Oireachtas Joint and Select Committees

Tuesday, 28 November 2023

Joint Oireachtas Committee on Assisted Dying

Assisted Dying in New Zealand and Australia: Discussion

Dr. Greg Mewett:

The point I was making there is that when I started working, I figured that these people – the word “control freaks” is often used, as I said, pejoratively – were people who had a lot of control over their life, their business and sometimes their families. They are used to being in control and therefore want to control everything, including their death. However, only a very small minority would fit into that. I would not use a diagnosis of OCD, to which the Senator referred. The majority of these patients are not control freaks but have firm views about things, as I said in that sentence.
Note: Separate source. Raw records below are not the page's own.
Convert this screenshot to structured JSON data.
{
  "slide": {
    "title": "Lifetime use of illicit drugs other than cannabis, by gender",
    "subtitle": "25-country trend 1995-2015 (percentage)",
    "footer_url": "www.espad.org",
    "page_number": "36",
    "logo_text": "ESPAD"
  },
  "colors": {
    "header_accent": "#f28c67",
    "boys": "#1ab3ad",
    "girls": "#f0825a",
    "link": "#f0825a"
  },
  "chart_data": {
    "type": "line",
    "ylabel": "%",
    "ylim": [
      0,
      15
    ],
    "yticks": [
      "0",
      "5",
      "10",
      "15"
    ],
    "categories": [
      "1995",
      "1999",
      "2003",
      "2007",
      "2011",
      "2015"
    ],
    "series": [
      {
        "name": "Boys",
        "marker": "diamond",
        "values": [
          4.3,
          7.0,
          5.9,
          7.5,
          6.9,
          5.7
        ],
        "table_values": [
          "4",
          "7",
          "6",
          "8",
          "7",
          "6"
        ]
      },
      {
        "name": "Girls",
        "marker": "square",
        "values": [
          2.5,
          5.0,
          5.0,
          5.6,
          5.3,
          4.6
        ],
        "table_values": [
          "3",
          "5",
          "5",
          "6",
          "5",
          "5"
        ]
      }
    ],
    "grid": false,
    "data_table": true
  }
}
They have formed views often over many years and often prior to when assisted dying was even discussed and then came into legislation. They form views, if you like, and their own philosophy about life and death. They become firmly of the opinion that if they have an advanced progressive illness and will die, they wish to have some control of the timing and manner of their death. That is what I was getting at in that sentence. They are not control freaks but are actually normal people who are very determined. They are not wishy-washy or people who are bending in the wind because someone is pushing them in a particular direction. In assisted dying, it is often feared that people will be coerced. We see mainly people being coerced out of assisted dying, not into it. We do not see coercion in that direction and we discussed that broadly in our community of practising doctors in VAD in Victoria.